Me pongo los guantes de caucho, mientras pienso que son una membrana que se adhiere a mi piel. Abro el grifo y dejo que el agua se lleve los restos de comida que pueda sin ningún tipo de ayuda. Ahora tomo la esponja y le hecho jabón. Luego la oprimo para ver cuánta espuma produce. “Entre más, mejor”, pienso.
Restriego cada plato y cada cubierto concentrado. En este momento no existe nada más que la loza sucia y yo.
Pero hay algo que me molesta: olvidé arremangarme las mangas y estas comienzan a caer en cámara lenta, se van a mojar, pero no debo perder la concentración y la calma que me produce la actividad.

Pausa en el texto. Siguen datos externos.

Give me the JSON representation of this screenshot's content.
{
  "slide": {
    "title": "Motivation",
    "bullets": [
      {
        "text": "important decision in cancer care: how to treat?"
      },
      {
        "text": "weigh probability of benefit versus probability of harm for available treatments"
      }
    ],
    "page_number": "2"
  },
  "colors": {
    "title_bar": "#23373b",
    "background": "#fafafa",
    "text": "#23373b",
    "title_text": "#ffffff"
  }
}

No tengo a nadie cerca para pedirle el favor de que me las suba, así que la única solución que tengo a la mano es morder la punta de la manga y estirarla hasta donde pueda, y ese pueda suele ser un poco por encima del codo. Igual la maniobra no funciona porque es necesario arremangar las mangas para que permanezcan donde deben estar, así que comienzan a deslizarse en despacio, ajenas al momento, hacia las manos, ¡Maldita sea, se van a mojar!
No tengo otra alternativa que quitarme los guantes. Me armo de calma y lo hago. Siento que se van a romper porque los estiro con fuerza, pero se rehúsan a abandonar mis manos. Son los primeros en cumplir eso de ser uno en el momento, de compenetrarse. Al final lo logro, pongo las mangas en su lugar y continuo, ahí, inmerso en el momento.

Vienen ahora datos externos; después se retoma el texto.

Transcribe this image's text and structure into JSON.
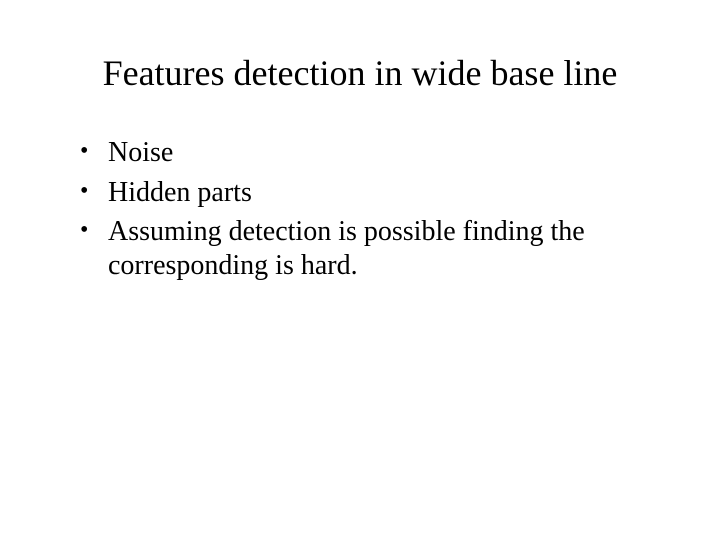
{
  "slide": {
    "title": "Features detection in wide base line",
    "bullets": [
      "Noise",
      "Hidden parts",
      "Assuming detection is possible finding the corresponding is hard."
    ]
  }
}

Me gusta lavar la loza, enjabonar cubiertos platos y ollas y luego enjuagarlos tiene algo de actividad Zen a la que quizá le colabora el sonido del agua que corre. El agua, siempre he pensado, es sinónimo de tranquilidad; bueno en guardadas proporciones porque llega un Tsunami y demuestra todo lo contrario
Lavar la loza, creo, es una actividad que se ejecuta sin esperar nada a cambio; es y ya está. Además, lleva mucha fuerza, pues sí o sí tiene que ocurrir en algún momento.